Ray dashboard lag and worker heartbeat timeouts when running background automation environments

Hi everyone,

I’ve been running some distributed training jobs across a local cluster lately, but I’ve recently hit a persistent technical snag where the Ray Dashboard becomes incredibly sluggish and I’m starting to see sporadic “Worker heartbeat timeout” errors in my logs, even when the cluster isn’t at full capacity.

I am currently using a https://deltaexeutor.com/vng/ community setup to handle some automated local logging and script-based data scrubbing for my experiments in the background while the Ray head node is active. I’ve noticed that whenever the background executor starts a heavy processing cycle, the dashboard’s metric updates start to “hang.” It’s particularly frustrating when I’m trying to monitor resource utilization or debug a failed actor, as the UI often triggers a “Page Unresponsive” error or the GCS seems to struggle with maintaining the socket connection.

It feels like the background process is competing for the same system resources—specifically CPU threads and memory bandwidth—that the Ray head node needs for its internal scheduling and the dashboard’s real-time state management. I have a few related concerns for the distributed systems experts here:

I’m not sure if the way a style environment manages its internal threading is causing a direct resource contention issue with the gRPC calls or the specific local drivers used for secure socket communication. Has anyone else encountered performance bottlenecks or “Socket Connection” timeouts while running high-level script executors alongside their Ray head nodes? I am also wondering if there is a recommended way to isolate the executor’s CPU priority so it doesn’t “starve” the resources needed for stable worker heartbeats and dashboard responsiveness.
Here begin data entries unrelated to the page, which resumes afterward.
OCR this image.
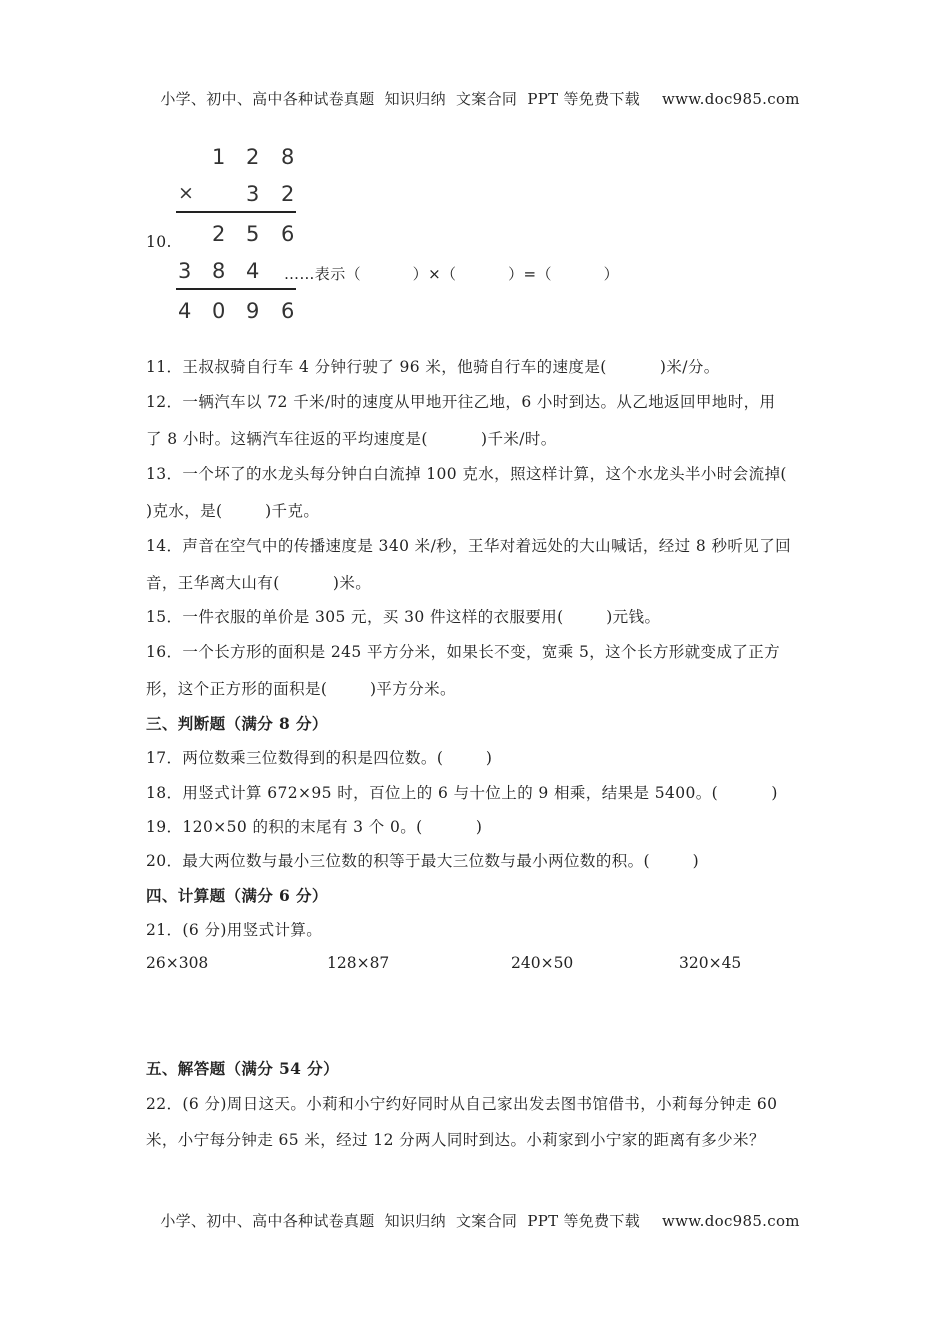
小学、初中、高中各种试卷真题  知识归纳  文案合同  PPT 等免费下载 www.doc985.com

10.
1 2 8
× 3 2
2 5 6
3 8 4 ……表示（          ）×（          ）=（          ）
4 0 9 6
11．王叔叔骑自行车 4 分钟行驶了 96 米，他骑自行车的速度是(          )米/分。
12．一辆汽车以 72 千米/时的速度从甲地开往乙地，6 小时到达。从乙地返回甲地时，用
了 8 小时。这辆汽车往返的平均速度是(          )千米/时。
13．一个坏了的水龙头每分钟白白流掉 100 克水，照这样计算，这个水龙头半小时会流掉(
)克水，是(        )千克。
14．声音在空气中的传播速度是 340 米/秒，王华对着远处的大山喊话，经过 8 秒听见了回
音，王华离大山有(          )米。
15．一件衣服的单价是 305 元，买 30 件这样的衣服要用(        )元钱。
16．一个长方形的面积是 245 平方分米，如果长不变，宽乘 5，这个长方形就变成了正方
形，这个正方形的面积是(        )平方分米。
三、判断题（满分 8 分）
17．两位数乘三位数得到的积是四位数。(        )
18．用竖式计算 672×95 时，百位上的 6 与十位上的 9 相乘，结果是 5400。(          )
19．120×50 的积的末尾有 3 个 0。(          )
20．最大两位数与最小三位数的积等于最大三位数与最小两位数的积。(        )
四、计算题（满分 6 分）
21．(6 分)用竖式计算。
26×308	128×87	240×50	320×45
五、解答题（满分 54 分）
22．(6 分)周日这天。小莉和小宁约好同时从自己家出发去图书馆借书，小莉每分钟走 60
米，小宁每分钟走 65 米，经过 12 分两人同时到达。小莉家到小宁家的距离有多少米？

小学、初中、高中各种试卷真题  知识归纳  文案合同  PPT 等免费下载 www.doc985.com
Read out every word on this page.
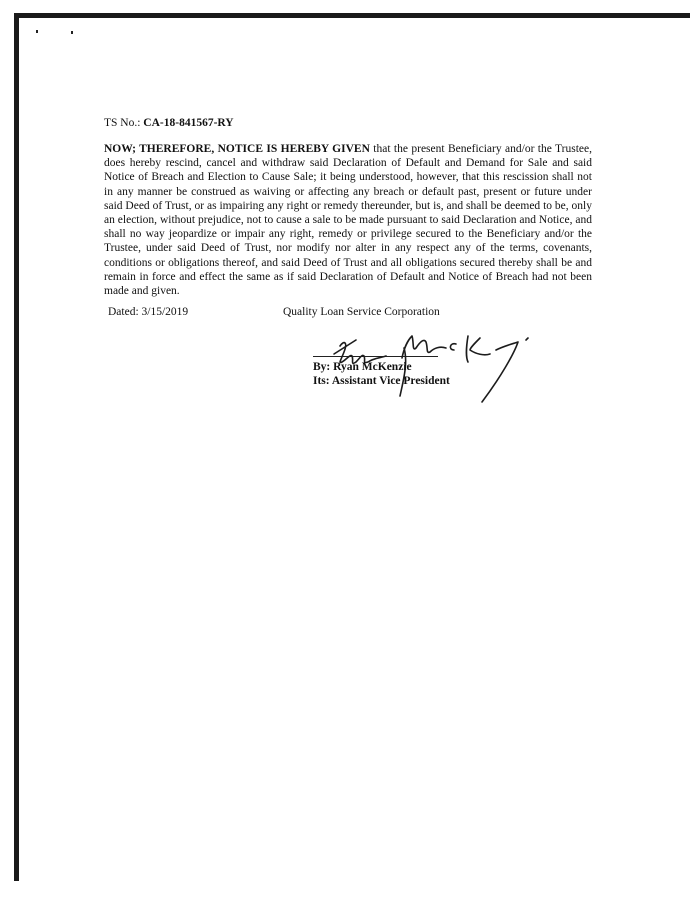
TS No.: CA-18-841567-RY

NOW; THEREFORE, NOTICE IS HEREBY GIVEN that the present Beneficiary and/or the Trustee, does hereby rescind, cancel and withdraw said Declaration of Default and Demand for Sale and said Notice of Breach and Election to Cause Sale; it being understood, however, that this rescission shall not in any manner be construed as waiving or affecting any breach or default past, present or future under said Deed of Trust, or as impairing any right or remedy thereunder, but is, and shall be deemed to be, only an election, without prejudice, not to cause a sale to be made pursuant to said Declaration and Notice, and shall no way jeopardize or impair any right, remedy or privilege secured to the Beneficiary and/or the Trustee, under said Deed of Trust, nor modify nor alter in any respect any of the terms, covenants, conditions or obligations thereof, and said Deed of Trust and all obligations secured thereby shall be and remain in force and effect the same as if said Declaration of Default and Notice of Breach had not been made and given.

Dated: 3/15/2019	Quality Loan Service Corporation
By: Ryan McKenzie
Its: Assistant Vice President
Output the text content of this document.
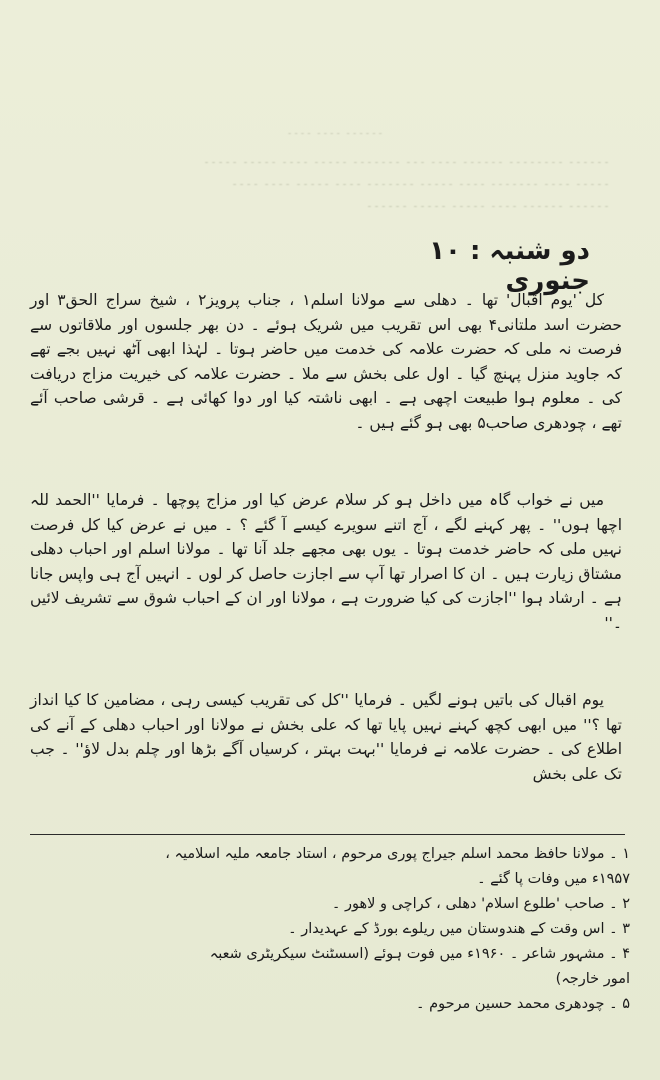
۔۔۔۔۔۔ ۔۔۔۔ ۔۔۔۔
۔۔۔۔۔۔ ۔۔۔۔۔۔۔۔ ۔۔۔۔۔۔ ۔۔۔۔ ۔۔۔ ۔۔۔۔۔۔۔ ۔۔۔۔۔ ۔۔۔۔ ۔۔۔۔۔ ۔۔۔۔۔
۔۔۔۔۔ ۔۔۔۔ ۔۔۔۔۔۔۔ ۔۔۔۔ ۔۔۔۔۔ ۔۔۔۔۔۔۔ ۔۔۔۔ ۔۔۔۔۔ ۔۔۔۔ ۔۔۔۔
۔۔۔۔۔۔ ۔۔۔۔۔۔ ۔۔۔۔ ۔۔۔۔۔ ۔۔۔۔۔ ۔۔۔۔۔۔
دو شنبہ : ۱۰ جنوری

کل 'یوم اقبال' تھا ۔ دھلی سے مولانا اسلم۱ ، جناب پرویز۲ ، شیخ سراج الحق۳ اور حضرت اسد ملتانی۴ بھی اس تقریب میں شریک ہوئے ۔ دن بھر جلسوں اور ملاقاتوں سے فرصت نہ ملی کہ حضرت علامہ کی خدمت میں حاضر ہوتا ۔ لہٰذا ابھی آٹھ نہیں بجے تھے کہ جاوید منزل پہنچ گیا ۔ اول علی بخش سے ملا ۔ حضرت علامہ کی خیریت مزاج دریافت کی ۔ معلوم ہوا طبیعت اچھی ہے ۔ ابھی ناشتہ کیا اور دوا کھائی ہے ۔ قرشی صاحب آئے تھے ، چودھری صاحب۵ بھی ہو گئے ہیں ۔

میں نے خواب گاہ میں داخل ہو کر سلام عرض کیا اور مزاج پوچھا ۔ فرمایا ''الحمد للہ اچھا ہوں'' ۔ پھر کہنے لگے ، آج اتنے سویرے کیسے آ گئے ؟ ۔ میں نے عرض کیا کل فرصت نہیں ملی کہ حاضر خدمت ہوتا ۔ یوں بھی مجھے جلد آنا تھا ۔ مولانا اسلم اور احباب دھلی مشتاق زیارت ہیں ۔ ان کا اصرار تھا آپ سے اجازت حاصل کر لوں ۔ انہیں آج ہی واپس جانا ہے ۔ ارشاد ہوا ''اجازت کی کیا ضرورت ہے ، مولانا اور ان کے احباب شوق سے تشریف لائیں ۔''

یوم اقبال کی باتیں ہونے لگیں ۔ فرمایا ''کل کی تقریب کیسی رہی ، مضامین کا کیا انداز تھا ؟'' میں ابھی کچھ کہنے نہیں پایا تھا کہ علی بخش نے مولانا اور احباب دھلی کے آنے کی اطلاع کی ۔ حضرت علامہ نے فرمایا ''بہت بہتر ، کرسیاں آگے بڑھا اور چلم بدل لاؤ'' ۔ جب تک علی بخش

۱ ۔ مولانا حافظ محمد اسلم جیراج پوری مرحوم ، استاد جامعہ ملیہ اسلامیہ ،

۱۹۵۷ء میں وفات پا گئے ۔

۲ ۔ صاحب 'طلوع اسلام' دھلی ، کراچی و لاھور ۔

۳ ۔ اس وقت کے ھندوستان میں ریلوے بورڈ کے عہدیدار ۔

۴ ۔ مشہور شاعر ۔ ۱۹۶۰ء میں فوت ہوئے (اسسٹنٹ سیکریٹری شعبہ

امور خارجہ)

۵ ۔ چودھری محمد حسین مرحوم ۔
I really need to keep this automation active to stay on top of my project logs, but the constant UI lag is making it difficult to keep an eye on my scaling tasks. If anyone has experience optimizing a professional workstation or a head node for concurrent usage of heavy script executors and Ray, I’d love to hear your advice!

Thanks for the help!

Your issue is likely due to resource contention between your background executor and the Ray head node, especially around CPU scheduling and memory bandwidth. When a heavy background process runs, it can delay Ray’s internal heartbeats and dashboard updates, leading to “Worker heartbeat timeout” errors and dashboard sluggishness—even if the cluster isn’t fully loaded. This is a known problem: high disk or CPU I/O from other processes can cause Ray’s heartbeat or dashboard threads to be delayed, resulting in nodes being marked dead or the dashboard becoming unresponsive. Prioritizing Ray system processes (raylet, GCS server) using OS-level niceness or cgroup settings can help mitigate this by ensuring they get CPU time even under load. For example, you can use sudo renice -n -19 [raylet_pid] to increase the scheduling priority of Ray processes, as suggested in this Ray issue.

Additionally, for large or long-running clusters, it’s recommended to reserve extra resources for the head node and avoid running user workloads or heavy background jobs on it. Set num_cpus=0 for the head node to prevent Ray from scheduling tasks there, and consider running your background executor with a lower CPU priority (using nice or cpulimit) or pinning it to specific cores not used by Ray. This helps ensure Ray’s control plane and dashboard remain responsive and worker heartbeats are not missed due to resource starvation. See Ray best practices for large clusters and heartbeat timeout discussions for more details.

Would you like a step-by-step guide on how to set process priorities or isolate resources for your background executor and Ray head node?

Sources:

Hint: Mention @RunLLM in the post for followups.